Oostenrijkse bolwerk Monte Valpiana
De oorlogswerken op Monte Valpiana - op een hoogte van 2368 - werden aan het begin van de wereldoorlog gebouwd door de Standschὔtzen van de Val di Cembra en Val di Fiemme en werden gebruikt om de Manghenpas te verdedigen en de valleien van Campelle en Calamento te controleren.
Hier zijn nog de ruïnes van de loopgraven en kazernes te zien, evenals de overblijfselen van het onderkomen van de militaire aalmoezenier van het Auer-bataljon.
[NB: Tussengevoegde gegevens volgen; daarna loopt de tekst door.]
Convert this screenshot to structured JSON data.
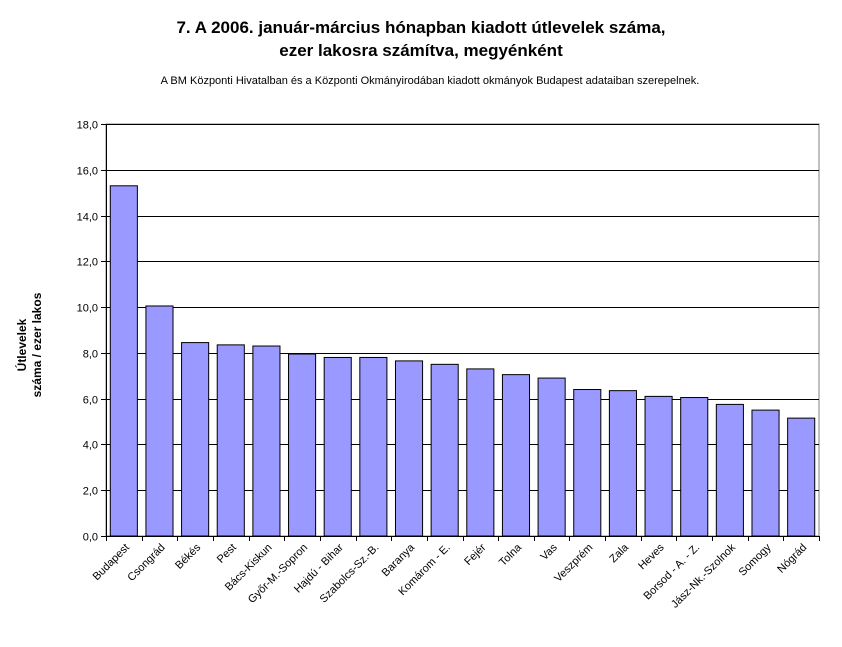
{
  "chart_data": {
    "type": "bar",
    "title_line1": "7. A 2006. január-március hónapban kiadott útlevelek száma,",
    "title_line2": "ezer lakosra számítva, megyénként",
    "subtitle": "A BM Központi Hivatalban és a Központi Okmányirodában kiadott okmányok Budapest adataiban szerepelnek.",
    "ylabel_line1": "Útlevelek",
    "ylabel_line2": "száma / ezer lakos",
    "xlabel": "",
    "ylim": [
      0,
      18
    ],
    "ytick_step": 2,
    "ytick_labels": [
      "0,0",
      "2,0",
      "4,0",
      "6,0",
      "8,0",
      "10,0",
      "12,0",
      "14,0",
      "16,0",
      "18,0"
    ],
    "grid": true,
    "categories": [
      "Budapest",
      "Csongrád",
      "Békés",
      "Pest",
      "Bács-Kiskun",
      "Győr-M.-Sopron",
      "Hajdú - Bihar",
      "Szabolcs-Sz.-B.",
      "Baranya",
      "Komárom - E.",
      "Fejér",
      "Tolna",
      "Vas",
      "Veszprém",
      "Zala",
      "Heves",
      "Borsod - A. - Z.",
      "Jász-Nk.-Szolnok",
      "Somogy",
      "Nógrád"
    ],
    "values": [
      15.3,
      10.05,
      8.45,
      8.35,
      8.3,
      7.95,
      7.8,
      7.8,
      7.65,
      7.5,
      7.3,
      7.05,
      6.9,
      6.4,
      6.35,
      6.1,
      6.05,
      5.75,
      5.5,
      5.15
    ],
    "colors": {
      "bar": "#9999ff",
      "bar_stroke": "#000000",
      "grid": "#000000",
      "plot_bg": "#ffffff"
    }
  }
}
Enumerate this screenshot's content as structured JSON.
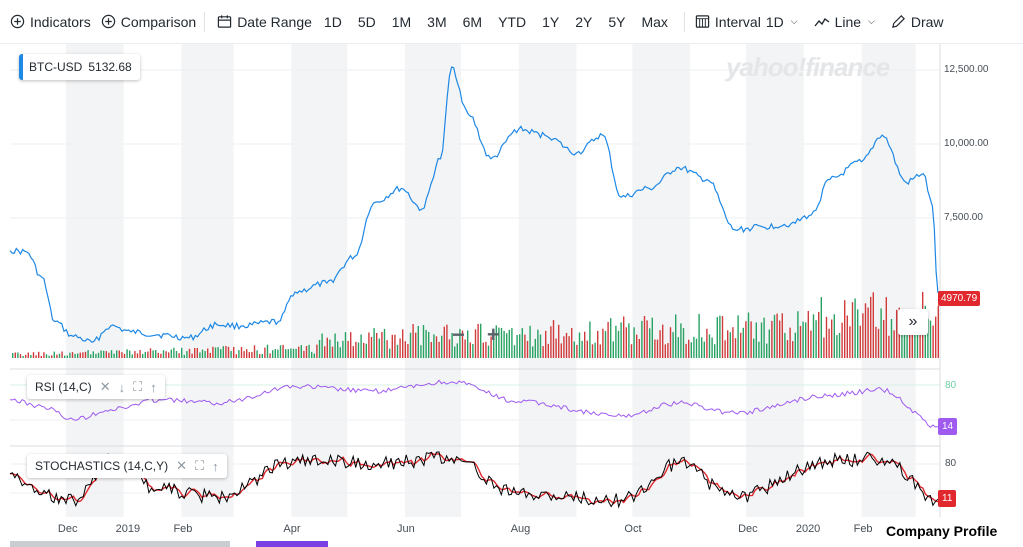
{
  "toolbar": {
    "indicators": "Indicators",
    "comparison": "Comparison",
    "date_range": "Date Range",
    "ranges": [
      "1D",
      "5D",
      "1M",
      "3M",
      "6M",
      "YTD",
      "1Y",
      "2Y",
      "5Y",
      "Max"
    ],
    "interval_label": "Interval",
    "interval_value": "1D",
    "chart_type": "Line",
    "draw": "Draw"
  },
  "watermark": "yahoo!finance",
  "ticker": {
    "symbol": "BTC-USD",
    "value": "5132.68"
  },
  "last_price_tag": "4970.79",
  "rsi_panel": {
    "label": "RSI (14,C)",
    "level": "80",
    "current": "14"
  },
  "stoch_panel": {
    "label": "STOCHASTICS (14,C,Y)",
    "level": "80",
    "current": "11"
  },
  "company_profile": "Company Profile",
  "colors": {
    "price_line": "#1e88e5",
    "rsi_line": "#9f5af0",
    "stoch_fast": "#000000",
    "stoch_slow": "#e0282e",
    "vol_up": "#27a263",
    "vol_down": "#d23b3b",
    "weekend_band": "#f3f4f5"
  },
  "chart_data": {
    "type": "line",
    "title": "",
    "xlabel": "",
    "ylabel": "",
    "x_ticks": [
      "Dec",
      "2019",
      "Feb",
      "Apr",
      "Jun",
      "Aug",
      "Oct",
      "Dec",
      "2020",
      "Feb"
    ],
    "y_ticks": [
      "12,500.00",
      "10,000.00",
      "7,500.00"
    ],
    "ylim": [
      3000,
      13000
    ],
    "grid": true,
    "series": [
      {
        "name": "BTC-USD",
        "x": [
          "2018-11-01",
          "2018-11-10",
          "2018-11-18",
          "2018-11-25",
          "2018-12-05",
          "2018-12-15",
          "2018-12-25",
          "2019-01-05",
          "2019-01-20",
          "2019-02-05",
          "2019-02-20",
          "2019-03-05",
          "2019-03-25",
          "2019-04-03",
          "2019-04-20",
          "2019-05-05",
          "2019-05-15",
          "2019-05-30",
          "2019-06-10",
          "2019-06-20",
          "2019-06-26",
          "2019-07-05",
          "2019-07-17",
          "2019-08-01",
          "2019-08-15",
          "2019-09-01",
          "2019-09-15",
          "2019-09-25",
          "2019-10-10",
          "2019-10-26",
          "2019-11-10",
          "2019-11-25",
          "2019-12-10",
          "2019-12-25",
          "2020-01-05",
          "2020-01-15",
          "2020-02-01",
          "2020-02-12",
          "2020-02-25",
          "2020-03-05",
          "2020-03-10",
          "2020-03-13"
        ],
        "y": [
          6400,
          6350,
          5500,
          4000,
          3500,
          3300,
          3850,
          3650,
          3550,
          3450,
          3900,
          3850,
          4000,
          5000,
          5300,
          6200,
          8000,
          8500,
          7800,
          9500,
          12600,
          11000,
          9500,
          10500,
          10300,
          9700,
          10300,
          8200,
          8500,
          9200,
          8800,
          7100,
          7200,
          7300,
          7600,
          8800,
          9400,
          10300,
          8700,
          9000,
          7900,
          4970.79
        ]
      },
      {
        "name": "RSI (14,C)",
        "x": [
          "2018-11-01",
          "2018-11-18",
          "2018-12-05",
          "2018-12-25",
          "2019-01-20",
          "2019-02-20",
          "2019-04-03",
          "2019-05-15",
          "2019-06-26",
          "2019-08-01",
          "2019-09-25",
          "2019-10-26",
          "2019-11-25",
          "2020-01-15",
          "2020-02-12",
          "2020-03-13"
        ],
        "y": [
          55,
          45,
          25,
          40,
          55,
          50,
          75,
          68,
          82,
          52,
          30,
          50,
          35,
          62,
          70,
          14
        ]
      },
      {
        "name": "STOCHASTICS (14,C,Y)",
        "x": [
          "2018-11-01",
          "2018-11-18",
          "2018-12-05",
          "2018-12-25",
          "2019-01-20",
          "2019-02-20",
          "2019-04-03",
          "2019-05-15",
          "2019-06-26",
          "2019-08-01",
          "2019-09-25",
          "2019-10-26",
          "2019-11-25",
          "2020-01-15",
          "2020-02-12",
          "2020-03-13"
        ],
        "y": [
          60,
          20,
          10,
          85,
          30,
          15,
          85,
          80,
          90,
          20,
          10,
          80,
          15,
          85,
          90,
          11
        ]
      }
    ]
  }
}
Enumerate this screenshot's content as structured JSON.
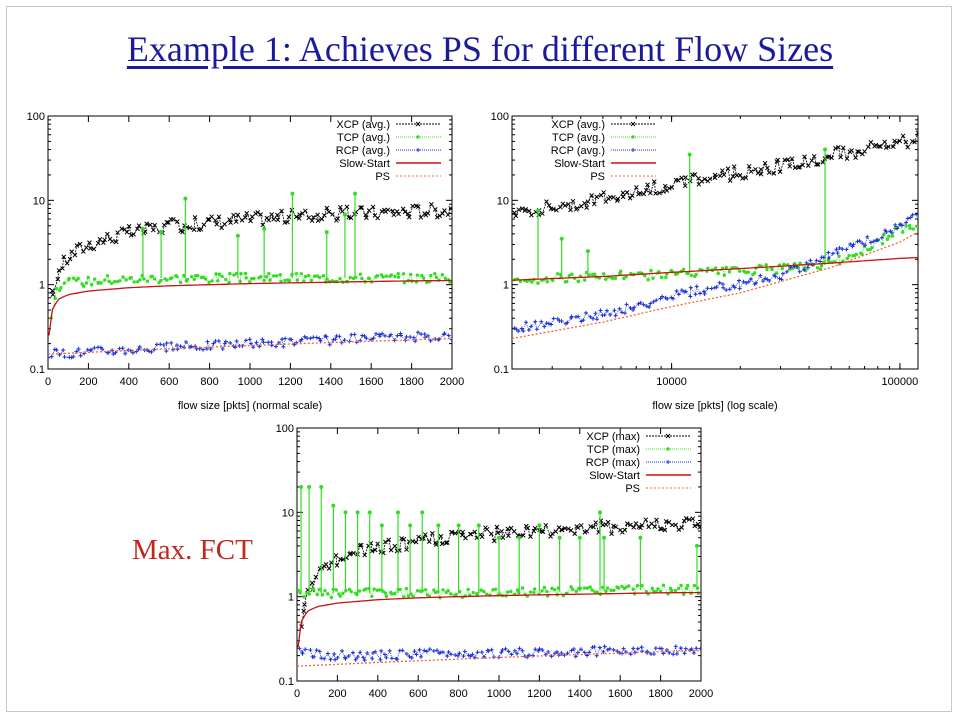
{
  "slide": {
    "title": "Example 1: Achieves PS for different Flow Sizes",
    "callout": "Max. FCT"
  },
  "colors": {
    "title": "#1a1a9a",
    "xcp": "#000000",
    "tcp": "#33dd22",
    "tcp_fill": "#77ee55",
    "rcp": "#1a2fd8",
    "slow_start": "#cc1111",
    "ps": "#ee6633",
    "callout": "#c0281f"
  },
  "chart_data": [
    {
      "type": "scatter",
      "xlabel": "flow size [pkts] (normal scale)",
      "ylabel": "",
      "xscale": "linear",
      "yscale": "log",
      "xlim": [
        0,
        2000
      ],
      "ylim": [
        0.1,
        100
      ],
      "xticks": [
        "0",
        "200",
        "400",
        "600",
        "800",
        "1000",
        "1200",
        "1400",
        "1600",
        "1800",
        "2000"
      ],
      "yticks": [
        "0.1",
        "1",
        "10",
        "100"
      ],
      "legend_position": "top-right",
      "series": [
        {
          "name": "XCP (avg.)",
          "style": "points-dashed",
          "x": [
            10,
            30,
            60,
            100,
            150,
            200,
            300,
            400,
            500,
            600,
            700,
            800,
            900,
            1000,
            1100,
            1200,
            1300,
            1400,
            1500,
            1600,
            1700,
            1800,
            1900,
            2000
          ],
          "y": [
            0.45,
            1.0,
            1.6,
            2.1,
            2.6,
            3.0,
            3.6,
            4.1,
            4.5,
            4.9,
            5.2,
            5.5,
            5.8,
            6.0,
            6.2,
            6.4,
            6.6,
            6.8,
            7.0,
            7.1,
            7.3,
            7.4,
            7.6,
            7.7
          ]
        },
        {
          "name": "TCP (avg.)",
          "style": "points-dotted",
          "x": [
            10,
            50,
            100,
            200,
            300,
            400,
            500,
            600,
            700,
            800,
            900,
            1000,
            1100,
            1200,
            1300,
            1400,
            1500,
            1600,
            1700,
            1800,
            1900,
            2000
          ],
          "y": [
            0.4,
            0.95,
            1.05,
            1.1,
            1.15,
            1.15,
            1.2,
            1.2,
            1.2,
            1.2,
            1.2,
            1.2,
            1.2,
            1.2,
            1.2,
            1.2,
            1.2,
            1.2,
            1.2,
            1.2,
            1.2,
            1.2
          ],
          "spikes": [
            [
              470,
              4.6
            ],
            [
              560,
              4.2
            ],
            [
              680,
              10.5
            ],
            [
              940,
              3.8
            ],
            [
              1070,
              4.6
            ],
            [
              1210,
              12.0
            ],
            [
              1380,
              4.2
            ],
            [
              1470,
              6.8
            ],
            [
              1520,
              12.0
            ]
          ]
        },
        {
          "name": "RCP (avg.)",
          "style": "points-dotted",
          "x": [
            0,
            200,
            400,
            600,
            800,
            1000,
            1200,
            1400,
            1600,
            1800,
            2000
          ],
          "y": [
            0.15,
            0.16,
            0.17,
            0.18,
            0.19,
            0.2,
            0.21,
            0.22,
            0.23,
            0.24,
            0.25
          ]
        },
        {
          "name": "Slow-Start",
          "style": "line",
          "x": [
            5,
            20,
            50,
            100,
            200,
            400,
            600,
            800,
            1000,
            1200,
            1400,
            1600,
            1800,
            2000
          ],
          "y": [
            0.25,
            0.5,
            0.67,
            0.76,
            0.84,
            0.92,
            0.97,
            1.0,
            1.03,
            1.05,
            1.07,
            1.09,
            1.11,
            1.12
          ]
        },
        {
          "name": "PS",
          "style": "dashed",
          "x": [
            0,
            500,
            1000,
            1500,
            2000
          ],
          "y": [
            0.15,
            0.17,
            0.19,
            0.21,
            0.23
          ]
        }
      ]
    },
    {
      "type": "scatter",
      "xlabel": "flow size [pkts] (log scale)",
      "ylabel": "",
      "xscale": "log",
      "yscale": "log",
      "xlim": [
        2000,
        120000
      ],
      "ylim": [
        0.1,
        100
      ],
      "xticks": [
        "10000",
        "100000"
      ],
      "yticks": [
        "0.1",
        "1",
        "10",
        "100"
      ],
      "legend_position": "top-left",
      "series": [
        {
          "name": "XCP (avg.)",
          "style": "points-dashed",
          "x": [
            2000,
            3000,
            4000,
            5000,
            6000,
            8000,
            10000,
            15000,
            20000,
            30000,
            40000,
            50000,
            70000,
            100000,
            120000
          ],
          "y": [
            7.5,
            8.5,
            9.3,
            10.5,
            11.5,
            13.5,
            15.5,
            18.5,
            21.5,
            26.0,
            30.0,
            34.0,
            40.0,
            48.0,
            54.0
          ]
        },
        {
          "name": "TCP (avg.)",
          "style": "points-dotted",
          "x": [
            2000,
            3000,
            5000,
            8000,
            10000,
            20000,
            30000,
            40000,
            50000,
            70000,
            100000,
            120000
          ],
          "y": [
            1.15,
            1.2,
            1.25,
            1.3,
            1.35,
            1.45,
            1.55,
            1.6,
            1.75,
            2.6,
            4.5,
            5.5
          ],
          "spikes": [
            [
              2600,
              7.5
            ],
            [
              3300,
              3.5
            ],
            [
              4300,
              2.5
            ],
            [
              12000,
              35.0
            ],
            [
              47000,
              40.0
            ]
          ]
        },
        {
          "name": "RCP (avg.)",
          "style": "points-dotted",
          "x": [
            2000,
            3000,
            5000,
            8000,
            10000,
            15000,
            20000,
            30000,
            40000,
            50000,
            70000,
            100000,
            120000
          ],
          "y": [
            0.3,
            0.35,
            0.45,
            0.6,
            0.75,
            0.9,
            1.0,
            1.3,
            1.8,
            2.3,
            3.2,
            5.0,
            7.5
          ]
        },
        {
          "name": "Slow-Start",
          "style": "line",
          "x": [
            2000,
            5000,
            10000,
            20000,
            50000,
            100000,
            120000
          ],
          "y": [
            1.13,
            1.25,
            1.4,
            1.55,
            1.8,
            2.05,
            2.1
          ]
        },
        {
          "name": "PS",
          "style": "dashed",
          "x": [
            2000,
            5000,
            10000,
            20000,
            50000,
            100000,
            120000
          ],
          "y": [
            0.23,
            0.36,
            0.55,
            0.8,
            1.6,
            3.2,
            4.2
          ]
        }
      ]
    },
    {
      "type": "scatter",
      "xlabel": "",
      "ylabel": "",
      "xscale": "linear",
      "yscale": "log",
      "xlim": [
        0,
        2000
      ],
      "ylim": [
        0.1,
        100
      ],
      "xticks": [
        "0",
        "200",
        "400",
        "600",
        "800",
        "1000",
        "1200",
        "1400",
        "1600",
        "1800",
        "2000"
      ],
      "yticks": [
        "0.1",
        "1",
        "10",
        "100"
      ],
      "legend_position": "top-right",
      "series": [
        {
          "name": "XCP (max)",
          "style": "points-dashed",
          "x": [
            10,
            50,
            100,
            200,
            300,
            400,
            600,
            800,
            1000,
            1200,
            1400,
            1600,
            1800,
            2000
          ],
          "y": [
            0.25,
            1.1,
            1.8,
            2.8,
            3.3,
            3.8,
            4.5,
            5.1,
            5.6,
            6.0,
            6.4,
            6.8,
            7.1,
            7.4
          ]
        },
        {
          "name": "TCP (max)",
          "style": "points-dotted",
          "x": [
            0,
            100,
            200,
            400,
            600,
            800,
            1000,
            1200,
            1400,
            1600,
            1800,
            2000
          ],
          "y": [
            1.1,
            1.1,
            1.1,
            1.1,
            1.1,
            1.1,
            1.1,
            1.15,
            1.15,
            1.2,
            1.2,
            1.2
          ],
          "spikes": [
            [
              20,
              20.0
            ],
            [
              60,
              20.0
            ],
            [
              120,
              20.0
            ],
            [
              180,
              12.0
            ],
            [
              240,
              10.0
            ],
            [
              300,
              10.0
            ],
            [
              360,
              10.0
            ],
            [
              420,
              7.0
            ],
            [
              500,
              10.0
            ],
            [
              560,
              7.0
            ],
            [
              620,
              10.0
            ],
            [
              700,
              7.0
            ],
            [
              800,
              7.0
            ],
            [
              900,
              7.0
            ],
            [
              1000,
              5.0
            ],
            [
              1100,
              5.0
            ],
            [
              1200,
              7.0
            ],
            [
              1300,
              5.0
            ],
            [
              1400,
              5.0
            ],
            [
              1500,
              10.0
            ],
            [
              1520,
              5.0
            ],
            [
              1700,
              5.0
            ],
            [
              1980,
              4.0
            ]
          ]
        },
        {
          "name": "RCP (max)",
          "style": "points-dotted",
          "x": [
            0,
            200,
            400,
            600,
            800,
            1000,
            1200,
            1400,
            1600,
            1800,
            2000
          ],
          "y": [
            0.22,
            0.2,
            0.2,
            0.21,
            0.21,
            0.21,
            0.22,
            0.22,
            0.23,
            0.23,
            0.24
          ]
        },
        {
          "name": "Slow-Start",
          "style": "line",
          "x": [
            5,
            20,
            50,
            100,
            200,
            400,
            600,
            800,
            1000,
            1200,
            1400,
            1600,
            1800,
            2000
          ],
          "y": [
            0.25,
            0.5,
            0.67,
            0.76,
            0.84,
            0.92,
            0.97,
            1.0,
            1.03,
            1.05,
            1.07,
            1.09,
            1.11,
            1.12
          ]
        },
        {
          "name": "PS",
          "style": "dashed",
          "x": [
            0,
            500,
            1000,
            1500,
            2000
          ],
          "y": [
            0.15,
            0.17,
            0.19,
            0.21,
            0.23
          ]
        }
      ]
    }
  ]
}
Het hoofdkwartier en de keukens van het Standschὔtzen Auer-bataljon stonden ooit op de noordoostelijke heuvelrug van Cima Ziolera.
We komen nog een kleine verbindingspost tegen in een grot en vier stenen en betonnen artillerieopstellingen, de ruïnes van het hoofdkwartier van Kapitein Samen's Kaiserjäger Streifkompanie n°3 en het oorlogsmuilezelpad:
in het gebied zijn er overvloedige overblijfselen van "Grieks-vormige" loopgraven, de metselwerkruïnes van de oude ziekenboeg van het 2e bataljon van het 102e Oostenrijkse infanterieregiment - met de plaquette van het "Herta Miller Haus" - en een omtrek van stenen waar de “Casa dei Trògheri” (Russische gevangenen die door de Oostenrijkers worden uitgebuit om de frontlinies te bevoorraden).
Op 18 oktober 1915 werd de positie aangevallen door de infanteristen van de Venezia-brigade en de Alpentroepen van de 265e compagnie van het Val Cismon-bataljon.
Hoe te bereiken: van Borgo via Telve naar de Manghen-pas, volg het bord Sat 322 richting Forcella del Frate.
Voor meer informatie: Girotto Luca en Gioppi Franco, Routes van de Grote Oorlog in Valsugana Orientale en Tesino, Tipografia Litodelta, Scurelle (TN) 2007, pp. 11-14.